Other unions had more success. The American Federation of Teachers had a net gain of 1,800 members and fee payers over the same period, signing up more than 92,000 members. In an interview, AFT President Randi Weingarten said a recent string of organizing victories not included in the Labor Department disclosures will add as many as 13,000 members.

“What was intended by the people who brought this case was to defund us, and to not simply erode the fee payers but try to erode membership,” Weingarten said. “And that hasn’t happened.”

Members vs. Fee Payers

The 2018 case brought by Mark Janus, an Illinois government worker who objected to paying a portion of his salary to AFSCME, argued that mandatory “fair share” fees to cover costs of collective bargaining in the public sector amounted to forced political speech. Since the 1977 ruling in Abood vs. Detroit Board of Education, the Supreme Court held that since a union must advocate on behalf of all workers, they may charge fees to recoup collective bargaining costs.
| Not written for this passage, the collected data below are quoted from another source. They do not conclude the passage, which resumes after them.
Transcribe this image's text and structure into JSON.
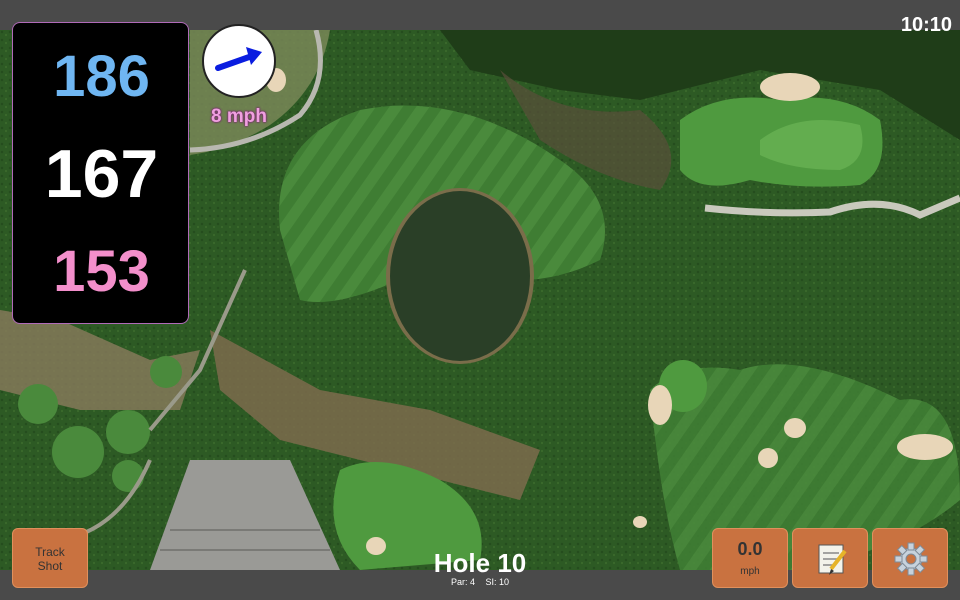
{
  "status": {
    "time": "10:10"
  },
  "distances": {
    "back": "186",
    "center": "167",
    "front": "153"
  },
  "wind": {
    "speed": "8 mph",
    "icon": "wind-arrow-icon"
  },
  "hole": {
    "title": "Hole 10",
    "par": "Par: 4",
    "stroke_index": "SI: 10"
  },
  "buttons": {
    "track_shot": {
      "line1": "Track",
      "line2": "Shot"
    },
    "speed": {
      "value": "0.0",
      "unit": "mph"
    },
    "notes": {
      "icon": "notepad-icon"
    },
    "settings": {
      "icon": "gear-icon"
    }
  },
  "colors": {
    "back": "#6fb6f2",
    "center": "#ffffff",
    "front": "#f38fcb",
    "button": "#c97240",
    "wind_arrow": "#0a1de0"
  }
}
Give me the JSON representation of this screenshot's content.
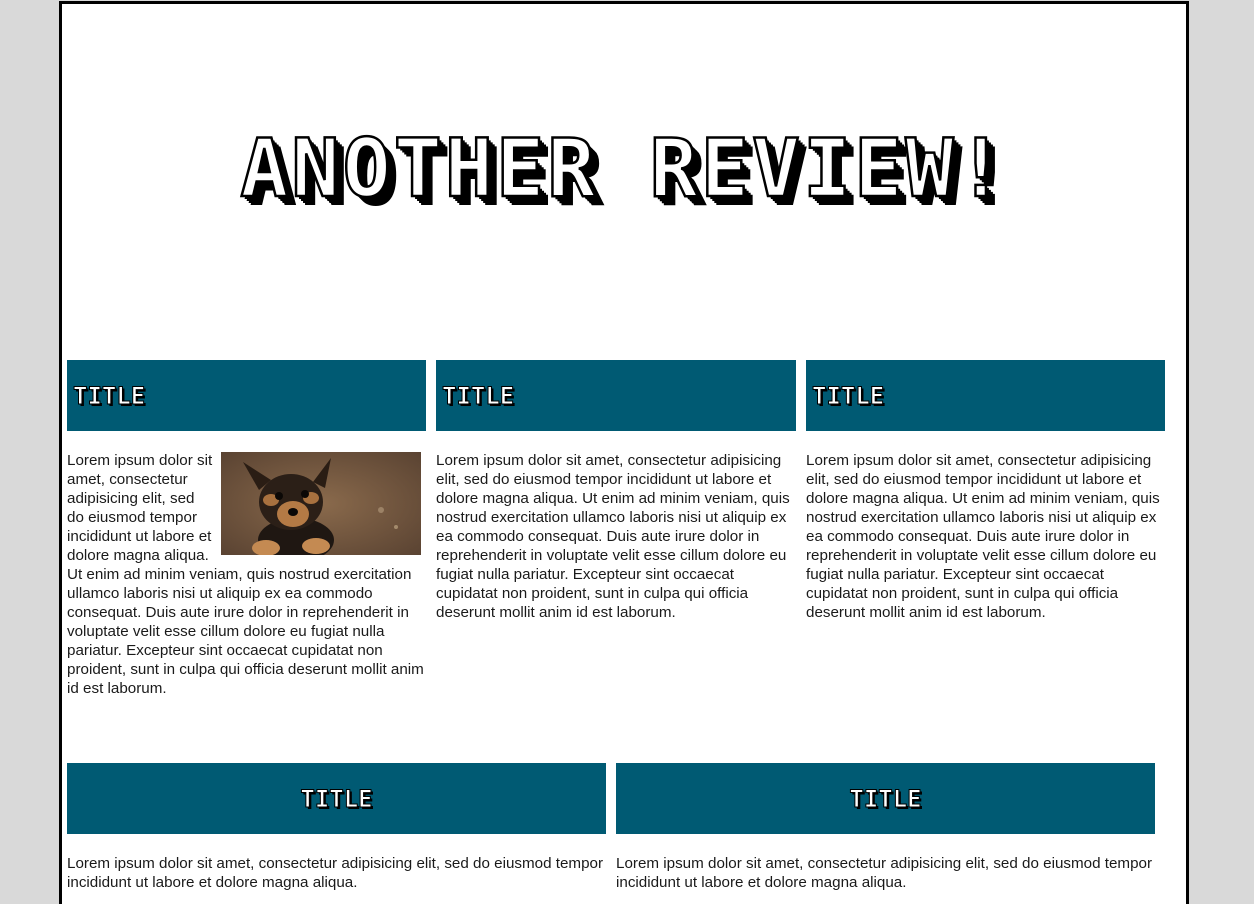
{
  "hero": {
    "title": "Another Review!"
  },
  "cards_top": [
    {
      "title": "Title",
      "text": "Lorem ipsum dolor sit amet, consectetur adipisicing elit, sed do eiusmod tempor incididunt ut labore et dolore magna aliqua. Ut enim ad minim veniam, quis nostrud exercitation ullamco laboris nisi ut aliquip ex ea commodo consequat. Duis aute irure dolor in reprehenderit in voluptate velit esse cillum dolore eu fugiat nulla pariatur. Excepteur sint occaecat cupidatat non proident, sunt in culpa qui officia deserunt mollit anim id est laborum.",
      "image": "puppy-photo"
    },
    {
      "title": "Title",
      "text": "Lorem ipsum dolor sit amet, consectetur adipisicing elit, sed do eiusmod tempor incididunt ut labore et dolore magna aliqua. Ut enim ad minim veniam, quis nostrud exercitation ullamco laboris nisi ut aliquip ex ea commodo consequat. Duis aute irure dolor in reprehenderit in voluptate velit esse cillum dolore eu fugiat nulla pariatur. Excepteur sint occaecat cupidatat non proident, sunt in culpa qui officia deserunt mollit anim id est laborum."
    },
    {
      "title": "Title",
      "text": "Lorem ipsum dolor sit amet, consectetur adipisicing elit, sed do eiusmod tempor incididunt ut labore et dolore magna aliqua. Ut enim ad minim veniam, quis nostrud exercitation ullamco laboris nisi ut aliquip ex ea commodo consequat. Duis aute irure dolor in reprehenderit in voluptate velit esse cillum dolore eu fugiat nulla pariatur. Excepteur sint occaecat cupidatat non proident, sunt in culpa qui officia deserunt mollit anim id est laborum."
    }
  ],
  "cards_bottom": [
    {
      "title": "Title",
      "text": "Lorem ipsum dolor sit amet, consectetur adipisicing elit, sed do eiusmod tempor incididunt ut labore et dolore magna aliqua."
    },
    {
      "title": "Title",
      "text": "Lorem ipsum dolor sit amet, consectetur adipisicing elit, sed do eiusmod tempor incididunt ut labore et dolore magna aliqua."
    }
  ],
  "colors": {
    "header_bg": "#005a73",
    "page_bg": "#ffffff",
    "outer_bg": "#d9d9d9",
    "border": "#000000"
  }
}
But in 2018, the court agreed with Janus’s conservative attorneys that collective bargaining in the government realm is inherently political, and that requiring workers to pay for it is therefore unconstitutional.

While Janus’s attorneys focused on the First Amendment argument, union leaders fretted that the decision would encourage more public workers to drop out, magnifying: the “free rider” effect where employees can reap the benefits of union bargaining without supporting the union financially.

Federal data suggests that never materialized. Three of the eight unions surveyed by Bloomberg Law—the Teamsters, UFCW and the United Steelworkers—suffered slight drops in membership between 2018 and 2019, all less than 5%. For the Teamsters, public-sector membership has remained around 200,000 members, out of 1.4 million members total, said Jason Rabinowitz, director of the Teamsters public services division.

Like many unions, the Teamsters said they recognized a loss was likely in the conservative-leaning Supreme Court and began persuading workers to become full members. In conversations with workers, union officials presented the case as an attack on collective bargaining writ large.

“It was good old-fashioned organizing of our members—education and preparing them for what’s coming,” Rabinowitz said. “The main message was that our rights are under attack from people that want to weaken unions so the poor can get poorer and the rich can get richer, and that we have the power to maintain our strength just by all of us continuing to stand together. And that message really resonated with our members.”

Using a similar strategy, the Steelworkers saw a net gain of 15,500 members from 2017 to 2019. The Laborers’ International Union of North America saw a net gain of nearly 6,000 members, and the International Union of Operating Engineers saw a net gain of 15,500 as well.

‘Marginal Effect’

“When Janus came out, our people had been inoculated for it, prepared for it,” said United Steelworkers Vice President Fred Redmond, adding that public-sector membership increased by 100 people after the ruling. “We had very marginal effect, if any.”

How the ruling affected unions’ finances is more difficult to discern. All eight unions surveyed by Bloomberg saw an increase in assets from 2018 to 2019, save for the International Union of Operating Engineers, which was down 3%. At the same, four of the unions—AFSCME, AFT, IUOE, and USW—reported less incoming money in 2019 than the year prior, though it’s not clear whether that was a result of Janus. Weingarten, for example, said AFT’s cash flow is typically tied to the union’s convention schedule.

Four unions—AFSCME, AFT, IUOE, and Laborers’ International Union of North America—also reported less cash on hand in 2019 than the year prior.

AFSCME is now focused on expanding collective bargaining to new populations. In Virginia this year, it championed legislation allowing public workers to unionize on the local level, opening up 20,000 potential new members, according to Saunders. In California last year, it worked with SEIU on a bill expanding collective bargaining for child care workers.

“We’ve come back and come back strong,” Saunders said. “We aren’t losing our focus of organizing across the country. And you know, that’s our purpose.”